Companies Act 2006 - changes in 2008

By James Herbert, Partner and Head of Corporate & Commercial. Featured in Kent Messenger Group.

A number of changes have come into force in 2008 and others apply from October 2008.

From 6 April 2008

Executing documents: A single director is able to bind the company by executing any document on behalf of the company in the presence of a witness. A person dealing with the company in good faith can rely on a document signed this way. Documents can also still be executed as before.

Company secretary: Private companies are no longer required to have a company secretary, subject to any provision to the contrary in the company's articles. Public companies must continue to have a secretary.

Register of members: The period for which past members must remain on the register of members and the time limit for bringing claims arising from entries in the register of members has been reduced from 20 years to 10.

Register of interests: The register of interests remains open to inspection but a request to see the register must now include information about the person requesting access and the purpose for which the information will be used.

Filing of accounts: The filing periods for company accounts have been reduced to 9 months for private companies and 6 months for public companies.

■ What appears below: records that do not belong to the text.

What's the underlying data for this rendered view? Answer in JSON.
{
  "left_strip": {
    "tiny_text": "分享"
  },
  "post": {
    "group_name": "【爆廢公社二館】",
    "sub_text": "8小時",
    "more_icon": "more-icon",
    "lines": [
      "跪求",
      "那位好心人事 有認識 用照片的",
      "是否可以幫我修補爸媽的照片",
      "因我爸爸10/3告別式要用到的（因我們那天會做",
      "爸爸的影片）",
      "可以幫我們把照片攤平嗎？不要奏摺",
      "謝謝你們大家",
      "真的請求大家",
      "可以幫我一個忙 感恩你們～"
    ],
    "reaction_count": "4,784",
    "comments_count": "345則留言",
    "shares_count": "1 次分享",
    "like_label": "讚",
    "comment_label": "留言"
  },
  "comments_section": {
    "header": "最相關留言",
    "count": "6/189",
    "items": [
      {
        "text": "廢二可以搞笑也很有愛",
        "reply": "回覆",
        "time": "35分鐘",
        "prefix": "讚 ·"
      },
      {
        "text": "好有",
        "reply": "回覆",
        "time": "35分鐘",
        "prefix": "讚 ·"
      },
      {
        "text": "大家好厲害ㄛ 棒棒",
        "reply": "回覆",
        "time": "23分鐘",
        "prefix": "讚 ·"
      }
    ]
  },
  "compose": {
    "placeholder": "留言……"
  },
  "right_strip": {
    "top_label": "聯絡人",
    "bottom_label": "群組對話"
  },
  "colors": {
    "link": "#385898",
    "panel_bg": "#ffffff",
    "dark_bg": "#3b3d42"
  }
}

Provisions affecting auditors: Various provisions affecting audits and auditors are in force. Notably, auditor liability limitation agreements are permitted, subject to the approval of shareholders by ordinary resolution.

Expenses of the liquidation of a company: Floating charge property can be used to fund general winding-up expenses in priority to floating charge-holders and preferential creditors.

From 1 October 2008

Objecting to company names: A new system for objecting to the name of another company will become operative. Any person claiming that the name is the same as or similar to a name already used can object.

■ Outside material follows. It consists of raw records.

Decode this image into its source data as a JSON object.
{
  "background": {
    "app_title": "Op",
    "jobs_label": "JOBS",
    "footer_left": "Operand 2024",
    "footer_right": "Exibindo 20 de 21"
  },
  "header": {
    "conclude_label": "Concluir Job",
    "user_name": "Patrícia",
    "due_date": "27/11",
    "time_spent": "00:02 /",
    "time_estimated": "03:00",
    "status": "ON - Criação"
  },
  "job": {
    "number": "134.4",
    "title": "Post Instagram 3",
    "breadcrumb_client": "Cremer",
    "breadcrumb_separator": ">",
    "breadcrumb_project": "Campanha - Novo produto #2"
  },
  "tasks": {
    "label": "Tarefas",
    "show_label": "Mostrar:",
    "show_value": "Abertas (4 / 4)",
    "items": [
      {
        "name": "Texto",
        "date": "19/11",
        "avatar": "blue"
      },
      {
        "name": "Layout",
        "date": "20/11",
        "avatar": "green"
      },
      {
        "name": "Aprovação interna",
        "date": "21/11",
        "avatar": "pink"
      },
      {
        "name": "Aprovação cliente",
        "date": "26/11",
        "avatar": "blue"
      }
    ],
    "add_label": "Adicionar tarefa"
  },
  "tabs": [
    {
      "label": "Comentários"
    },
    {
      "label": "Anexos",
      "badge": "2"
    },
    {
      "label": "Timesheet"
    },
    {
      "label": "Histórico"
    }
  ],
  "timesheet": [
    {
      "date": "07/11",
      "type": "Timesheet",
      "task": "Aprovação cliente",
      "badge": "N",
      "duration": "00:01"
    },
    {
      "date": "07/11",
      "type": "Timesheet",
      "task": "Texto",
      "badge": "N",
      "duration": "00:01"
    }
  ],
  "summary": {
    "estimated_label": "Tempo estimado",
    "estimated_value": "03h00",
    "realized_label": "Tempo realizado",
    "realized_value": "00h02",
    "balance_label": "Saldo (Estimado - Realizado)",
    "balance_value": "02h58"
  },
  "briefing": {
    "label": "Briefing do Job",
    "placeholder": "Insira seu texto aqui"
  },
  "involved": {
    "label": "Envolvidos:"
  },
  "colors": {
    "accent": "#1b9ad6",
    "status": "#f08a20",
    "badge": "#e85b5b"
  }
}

Directors: A company must have at least one director who is a natural person and every company director must be at least 16 years old.

Directors' duties: The directors' duties relating to conflicts of interest will come into force. The duties are to avoid conflicts of interest, not to accept benefits from third parties and to declare any interest in proposed and existing transactions or arrangements with the company.

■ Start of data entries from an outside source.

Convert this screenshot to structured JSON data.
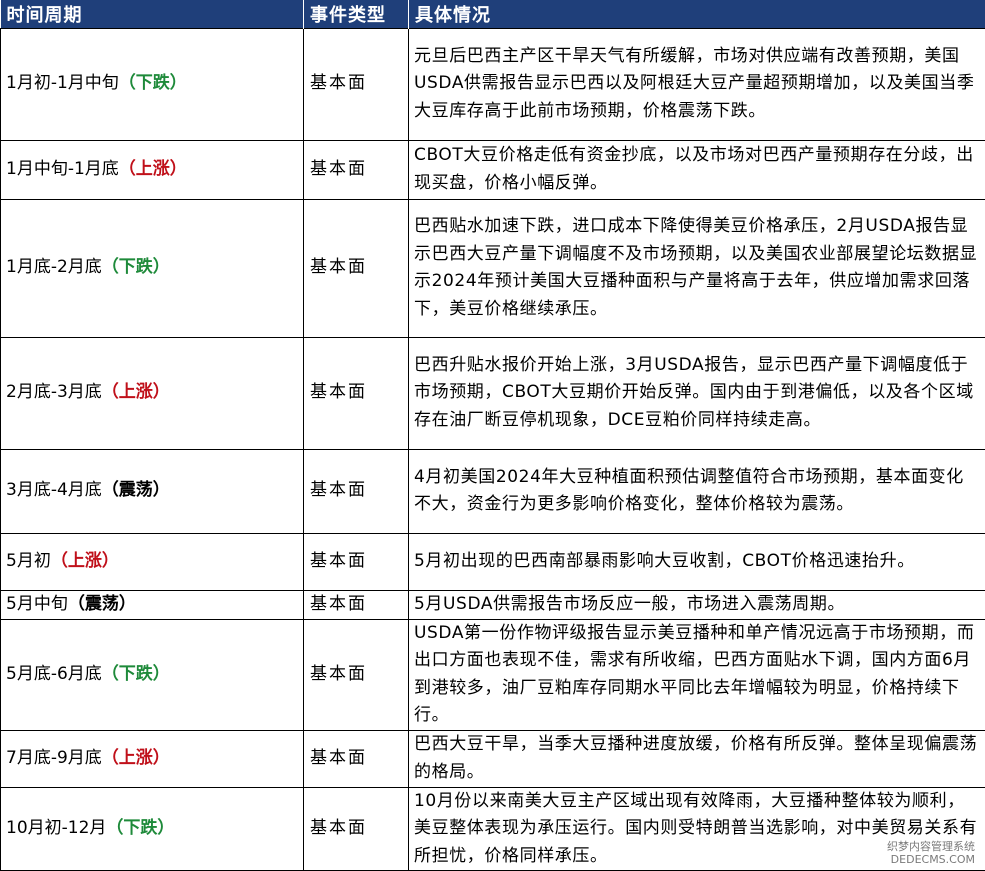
{
  "headers": {
    "period": "时间周期",
    "type": "事件类型",
    "detail": "具体情况"
  },
  "rows": [
    {
      "period": "1月初-1月中旬",
      "trend": "（下跌）",
      "trend_kind": "down",
      "type": "基本面",
      "detail": "元旦后巴西主产区干旱天气有所缓解，市场对供应端有改善预期，美国USDA供需报告显示巴西以及阿根廷大豆产量超预期增加，以及美国当季大豆库存高于此前市场预期，价格震荡下跌。"
    },
    {
      "period": "1月中旬-1月底",
      "trend": "（上涨）",
      "trend_kind": "up",
      "type": "基本面",
      "detail": "CBOT大豆价格走低有资金抄底，以及市场对巴西产量预期存在分歧，出现买盘，价格小幅反弹。"
    },
    {
      "period": "1月底-2月底",
      "trend": "（下跌）",
      "trend_kind": "down",
      "type": "基本面",
      "detail": "巴西贴水加速下跌，进口成本下降使得美豆价格承压，2月USDA报告显示巴西大豆产量下调幅度不及市场预期，以及美国农业部展望论坛数据显示2024年预计美国大豆播种面积与产量将高于去年，供应增加需求回落下，美豆价格继续承压。"
    },
    {
      "period": "2月底-3月底",
      "trend": "（上涨）",
      "trend_kind": "up",
      "type": "基本面",
      "detail": "巴西升贴水报价开始上涨，3月USDA报告，显示巴西产量下调幅度低于市场预期，CBOT大豆期价开始反弹。国内由于到港偏低，以及各个区域存在油厂断豆停机现象，DCE豆粕价同样持续走高。"
    },
    {
      "period": "3月底-4月底",
      "trend": "（震荡）",
      "trend_kind": "flat",
      "type": "基本面",
      "detail": "4月初美国2024年大豆种植面积预估调整值符合市场预期，基本面变化不大，资金行为更多影响价格变化，整体价格较为震荡。"
    },
    {
      "period": "5月初",
      "trend": "（上涨）",
      "trend_kind": "up",
      "type": "基本面",
      "detail": "5月初出现的巴西南部暴雨影响大豆收割，CBOT价格迅速抬升。"
    },
    {
      "period": "5月中旬",
      "trend": "（震荡）",
      "trend_kind": "flat",
      "type": "基本面",
      "detail": "5月USDA供需报告市场反应一般，市场进入震荡周期。"
    },
    {
      "period": "5月底-6月底",
      "trend": "（下跌）",
      "trend_kind": "down",
      "type": "基本面",
      "detail": "USDA第一份作物评级报告显示美豆播种和单产情况远高于市场预期，而出口方面也表现不佳，需求有所收缩，巴西方面贴水下调，国内方面6月到港较多，油厂豆粕库存同期水平同比去年增幅较为明显，价格持续下行。"
    },
    {
      "period": "7月底-9月底",
      "trend": "（上涨）",
      "trend_kind": "up",
      "type": "基本面",
      "detail": "巴西大豆干旱，当季大豆播种进度放缓，价格有所反弹。整体呈现偏震荡的格局。"
    },
    {
      "period": "10月初-12月",
      "trend": "（下跌）",
      "trend_kind": "down",
      "type": "基本面",
      "detail": "10月份以来南美大豆主产区域出现有效降雨，大豆播种整体较为顺利，美豆整体表现为承压运行。国内则受特朗普当选影响，对中美贸易关系有所担忧，价格同样承压。"
    }
  ],
  "watermark": {
    "line1": "织梦内容管理系统",
    "line2": "DEDECMS.COM"
  }
}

Financial assistance for the purchase of a company's shares: this will no longer be illegal, although financial assistance given by a company can still be illegal under other rules of company law.

Comment

If private companies have not already done so, they should consider undertaking a full review of their articles of association to ensure that they can take advantage of the simplification of the administrative regime for private companies.

For example, references to AGMs should be removed and companies who no longer wish to retain a company secretary must also remove references to the secretary from the articles.

In addition, directors must make sure that they understand the scope of their statutory duties.